Há vários trabalhos que buscaram compreender os motivos desses homens chegarem aos serviços já com doenças crônicas instaladas. Por parte dos profissionais, percebe-se a valorização das mulheres em detrimento dos homens, já que estes seriam mais propensos às práticas curativas e menos aptos à prevenção11. Há diversas representações e estereótipos relacionados aos gêneros, tais como: "homens são mais fortes"; "o corpo feminino tem particularidades que demandam mais cuidado"; "mulheres são naturalmente cuidadoras". Assim sendo, a invisibilidade do gênero masculino é produzida por meio de uma expectativa dos profissionais de que homens não cuidam nem de si nem de outras pessoas e, portanto, não procuram os serviços ou o fazem de formas menos autênticas. Quando os profissionais não reconhecem estes indivíduos como potenciais sujeitos de cuidado, deixam de estimulá-los às práticas de promoção e prevenção da saúde ou não reconhecem casos em que eles demonstram tais comportamentos3.
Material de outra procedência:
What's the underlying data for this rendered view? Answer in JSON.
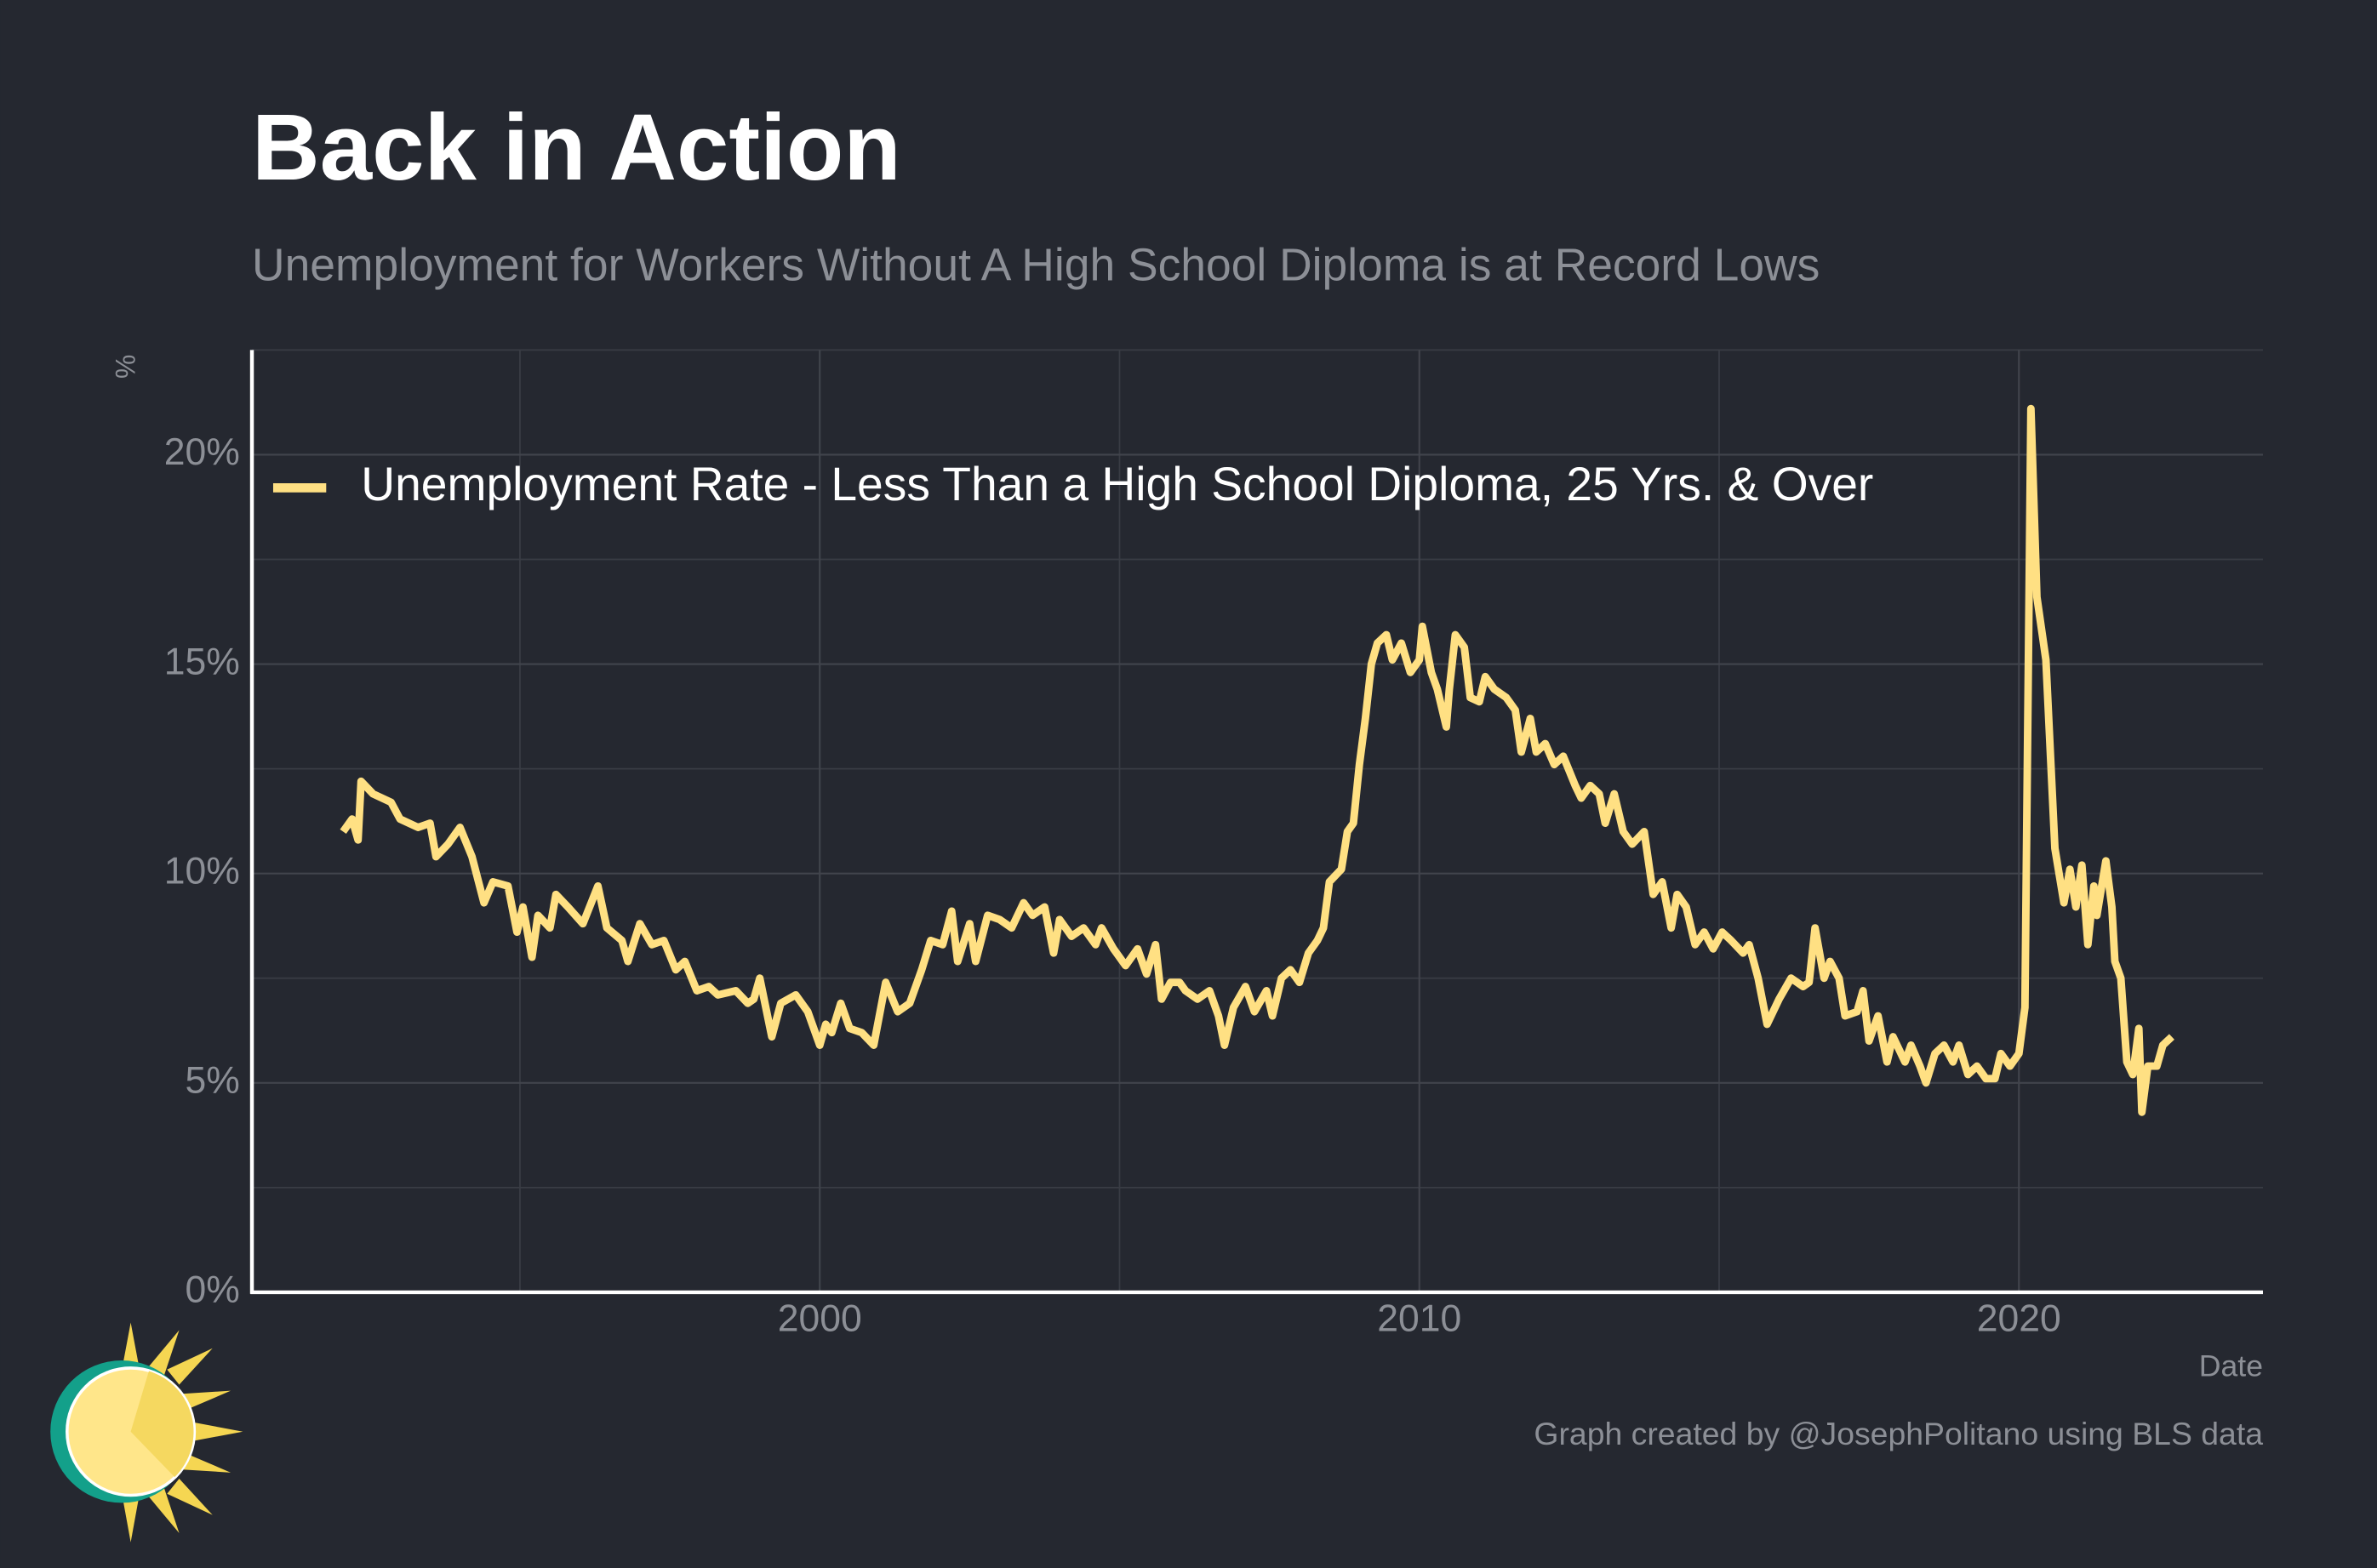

Entretanto, quando os homens são questionados quanto aos motivos que os levam a não procurar atendimento nas unidades básicas de saúde, surgem aspectos que não se associam somente ao gênero como: horário inadequado de funcionamento dos serviços que ocorre durante a jornada de trabalho, medo de ser portador de uma doença grave, falta de especialistas, demora no atendimento. Tais fatores podem ser minimizados se os serviços oferecerem novas estratégias de atendimento a este seguimento populacional4-6.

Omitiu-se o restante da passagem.